Activists have launched an urgent appeal calling upon outgoing Indonesian President Susilo Bambang Yudhoyono to step up protection of the only ecosystem that houses Sumatran orangutans, rhinos, elephants and tigers.
Activists Appeal for Indonesian Environment
An orphaned Sumatran orangutan at a rescue facility run by the Sumatran Orangutan Conservation Programme
9/17/2014
Updated:
9/17/2014
 

Activists have launched an urgent appeal calling upon outgoing Indonesian President Susilo Bambang Yudhoyono to step up protection of the only ecosystem that houses Sumatran orangutans, rhinos, elephants and tigers.

End of Icons, an initiative led by the Sumatran Orangutan Conservation Programme and PanEco-YEL, is urging Yudhoyono to elevate the protected status of the Leuser Ecosystem before he leaves office. End of Icons is targeting the president ahead of his UN Climate Summit speech next week.

Environmentalists fear that a proposed plan to revise Aceh’s spatial plan — the zoning law that governs land use in the north Sumatran province — will spur conversion of key habitat for industrial plantations and mining concessions.

Yudhoyono has frequently spoken of his love of wildlife and the importance of Indonesia’s forests during his presidency.
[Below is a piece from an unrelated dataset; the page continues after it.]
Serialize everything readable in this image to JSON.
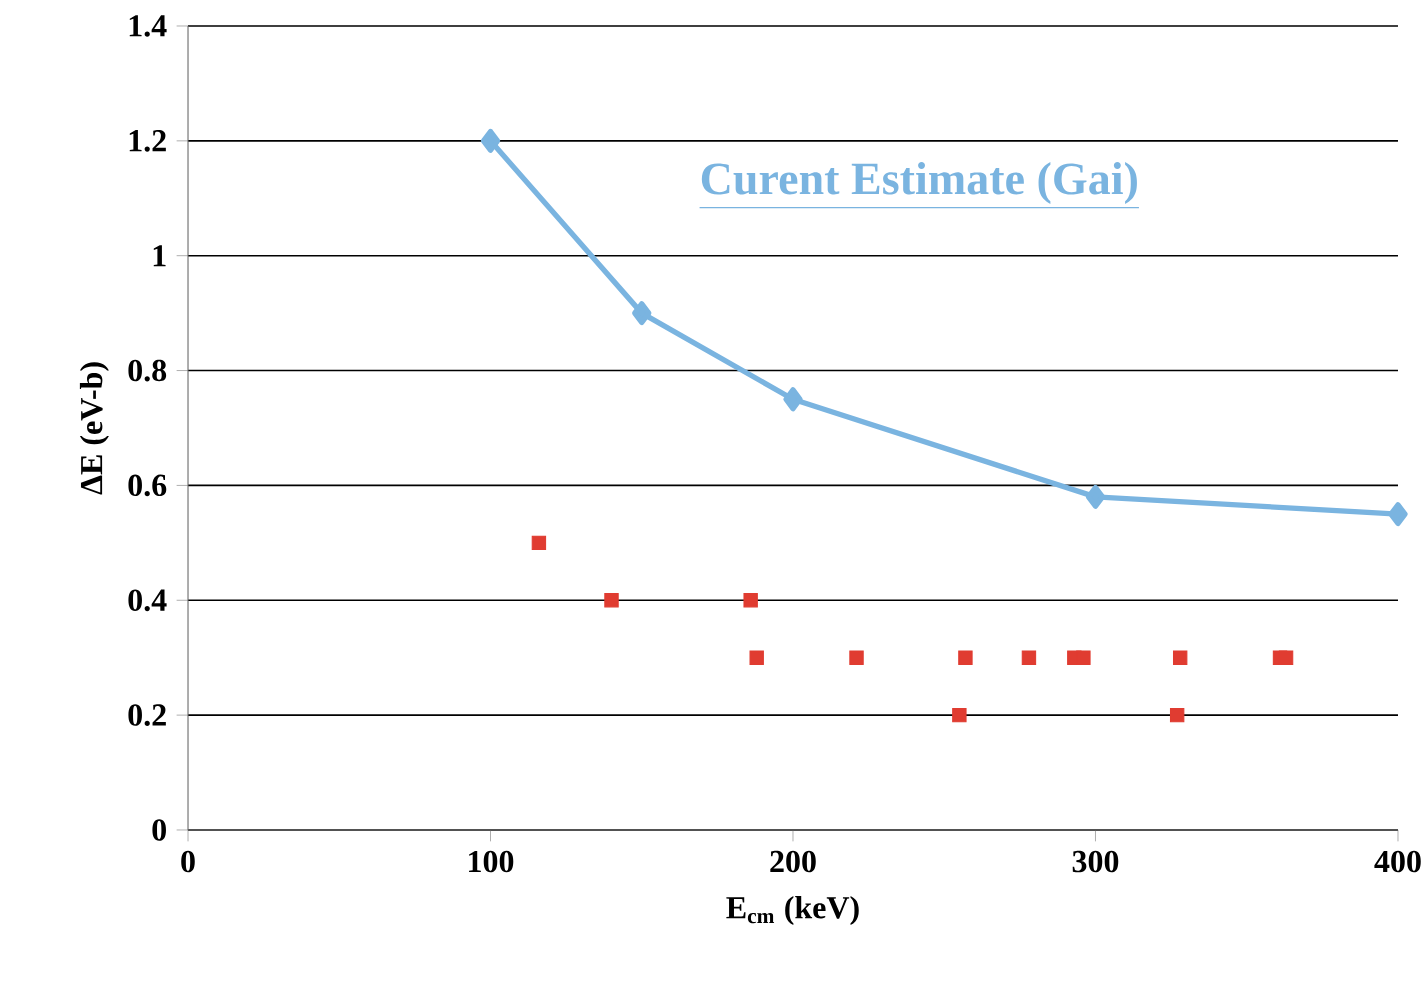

“I do not want to later explain to my granddaughter Almira, that we, in our time, could not save the forests and the people that depends on it,” he said during a 2011 speech at the Center for International Forestry Research (CIFOR) in Bogor. “I do not want to tell her the sad news that tigers, rhinoceroses, and orangutans vanished like the dinosaurs.”

Yudhoyono has committed the country to reducing emissions significantly from a projected 2020 baseline and initiated a reform process within the agencies responsible for forest management. However, despite these efforts, forest loss has risen during his time in office, according to data published by researchers at the University of Maryland, World Resources Institute, and Google, among other institutions.

Jokowi, Yudhoyono’s successor, is expected to carry on Yudhoyono’s efforts, although some NGOs have voiced concerns about the lack of specifics in his plans for Indonesia’s forests.